Tuesday, January 14, 2014

Living At A Gas Station: What It's REALLY Like

A few weeks ago in Bimini, we reviewed our options for docking overnight in Nassau with other boaters. Like lemmings, we followed each other to the Nassau Harbour Club Marina and Hotel, complete with showers and pool, for $1.75 per foot per night. Everyone automatically dismissed the cheapest option: the Texaco fuel dock.

We've come full circle. Now we live there! When we sailed back to Nassau the second time with engine failure, we bypassed Harbour Club and aimed straight for the fuel pumps.

It's not bad.

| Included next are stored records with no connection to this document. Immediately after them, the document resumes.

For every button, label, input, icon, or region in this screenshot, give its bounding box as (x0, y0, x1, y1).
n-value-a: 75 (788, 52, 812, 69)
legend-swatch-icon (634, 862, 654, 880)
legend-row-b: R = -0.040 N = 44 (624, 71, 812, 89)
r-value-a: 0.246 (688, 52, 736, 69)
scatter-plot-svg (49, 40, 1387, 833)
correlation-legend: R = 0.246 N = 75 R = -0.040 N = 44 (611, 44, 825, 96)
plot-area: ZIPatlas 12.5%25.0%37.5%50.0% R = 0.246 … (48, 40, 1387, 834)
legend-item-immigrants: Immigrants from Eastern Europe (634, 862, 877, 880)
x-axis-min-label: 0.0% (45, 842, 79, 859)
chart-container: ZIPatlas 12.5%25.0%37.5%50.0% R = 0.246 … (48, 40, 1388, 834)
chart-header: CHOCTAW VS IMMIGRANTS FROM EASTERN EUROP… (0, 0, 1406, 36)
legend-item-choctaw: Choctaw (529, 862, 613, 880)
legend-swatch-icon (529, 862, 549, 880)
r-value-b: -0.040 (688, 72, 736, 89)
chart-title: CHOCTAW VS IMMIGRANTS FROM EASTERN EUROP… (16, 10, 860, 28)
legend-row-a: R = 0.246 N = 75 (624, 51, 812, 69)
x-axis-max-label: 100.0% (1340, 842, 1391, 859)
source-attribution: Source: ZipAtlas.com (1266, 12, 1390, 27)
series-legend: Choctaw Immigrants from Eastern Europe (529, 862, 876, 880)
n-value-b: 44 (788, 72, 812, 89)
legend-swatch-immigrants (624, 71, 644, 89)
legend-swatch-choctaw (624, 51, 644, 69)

In fact, I'm feeling pretty relaxed.

We paid our monthly fee to Harbor View Marina, which owns the wooden dock and boat slips (sign at left in photo; locked gate between the pumps and dock.) The dock houses mostly charter fishing boats.

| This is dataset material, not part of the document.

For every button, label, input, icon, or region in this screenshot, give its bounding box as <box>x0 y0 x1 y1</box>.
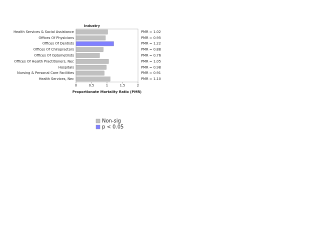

Rubis, formerly Texaco, sells diesel and gas to boaters at the water end of the dock. A 24-hour security guard watches the fuel tanks and fishes after dark.

We use the bathroom at the gas staton on the shore side of the dock (forefront of photo). Pope made friends with the service station coordinator, Daniel, who is lots of fun, loves his laid-back country which nobody hates (and he can catch his dinner, and plant things in his backyard, if he wants to). Daniel wants to know: "What's up with that Chris Christie thing?!" All the bad news from the U.S. is on the TV in the station.

The gas station has free wifi and a snack bar. Every day Pope buys $1 coffee and $6 lunch specials, and checks email. For  five days he has searched the Internet for parts for our 30-year-old, obsolete engine, contacting every cruiser and mechanic he knew, enlisting others at home to make calls.
The lunch menu at the gas station includes pork chops with delicious "peas & rice," the local staple.

On the dock, the boat is hooked up to electricity, so we can use our electric hot plate, water heater, and fans. The heat and humidity are similar to Washington, DC in late summer (without air conditioning), and the no-see-ums harrass me constantly.We  blazenly walked into our old marina down the street two days ago to take a shower. Yesterday I just poured jugs of water over my head. (And did I mention that the boat rocks? And everything is damp?)

I'm relaxed because, for the first time in three months, we are not rushing anywhere, we are not preparing for a crossing or even a short cruise, we are not constantly analyzing the weather forecast, and--most of all--we have stopped tussling with wind, waves, chop, and water depth!

We made friends with Gabe and Gail on the trawler Sea Wolf, whom we docked next to last week at Harbour Club (they left for the Exumas), and Judy and Dave on the 31-foot sailboat Wren, which two days ago got towed to Harbour Club Marina by the Royal Bahamian Navy. It's rare to see a boat as small as our 30-foot in the Bahamas, and this one--no kidding-- also has a broken-down 30-year-old engine. Judy and Dave suggested sailing together to Miami and fixing the engines there. However, they have already been to the Exumas, and we haven't arrived yet!
Today I took off my anxious countenance, gave my chewed fingernsils a rest, and took the bus to lovely turquoise Love Beach, encircled  by reefs. No photos--too risky to leave a camera or wallet on the sand. All the stores here have locked doors; you have to be buzzed in. The headlines scream murder and mayhem. We watch our pockets on the streets.

Still, the beach was beautiful! And tonight, we're cooking beans and rice of our own, at "home"!